Premier grand poète français et peut-être le plus populaire de tous, François Villon est aussi quelqu’un dont on ignore à peu près tout. Son vrai nom (de Montcorbier, ou des Loges ?), sa date de naissance (autour de 1431), et, surtout, celle de sa mort : après 1463, parution de son Epitaphe (l’illustre Ballade des pendus), il disparaît. On suppose, comme notre homme était aussi génial que voyou (il fut membre de la fameuse bande des Coquillards, la pègre de son époque, et eut à plusieurs reprises maille à partir avec la justice du roi), qu’il a mal fini, au cours d’une rixe. La tentation était trop belle, pour un écrivain comme Raphaël Jerusalmy, qui est lui aussi un érudit et un aventurier - normalien, ancien agent du Mossad, il est aujourd’hui libraire d’ancien à Tel-Aviv - d’inventer à Villon une seconde partie de vie, un destin à la fois totalement romanesque et, pourquoi pas, plausible.

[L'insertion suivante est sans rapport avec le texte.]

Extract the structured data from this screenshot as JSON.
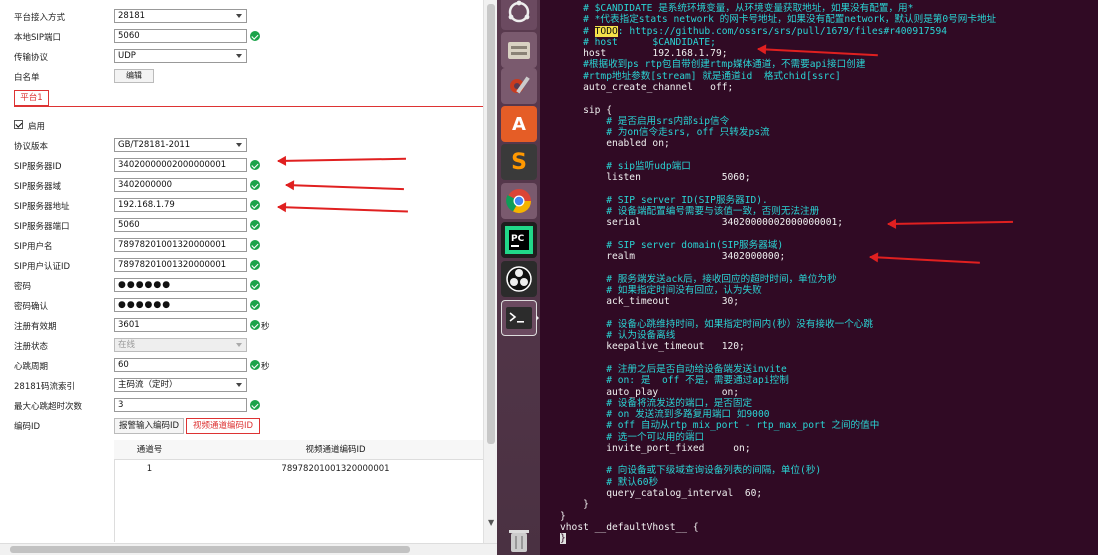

En 1463, donc, le roi Louis XI, qui règne depuis deux ans seulement et se bat comme un renard pour agrandir et fédérer le royaume de France, accorde à Villon son pardon et le fait tirer de la geôle où il croupit, à condition qu’il accomplisse une mission : convaincre Johann Fust, imprimeur à Mayence et associé de Gutenberg, de venir s’installer en France afin de diffuser largement les chefs-d’œuvre des Anciens, dont la Res publica de Platon, ouvrages mis à l’index par le Vatican, sous la férule du pape Paul II. Villon, accompagné de son compère coquillard Colin de Cayeux, obtempère et réussit. Mais Fust, avant d’accepter l’offre royale, doit en référer à ses mystérieux commanditaires, en Terre sainte. Voici le poète, devenu agent secret au service de Sa Majesté, bientôt pris dans une formidable histoire, un complot géopolitique dont l’issue pourrait avoir des conséquences incalculables, en cette fin de Moyen Age, sur l’ordre du monde et ses équilibres. Du côté des tenants de la modernité (des Lumières avant l’heure), Louis XI, ses alliés italiens les Médicis de Florence, les Sforza de Gênes et de Milan, les Juifs. De l’autre, la papauté, et aussi l’Empire ottoman, à qui appartient la Palestine et qui, depuis la chute de Constantinople en 1453, a tout intérêt à maintenir avec la chrétienté une espèce de statu quo.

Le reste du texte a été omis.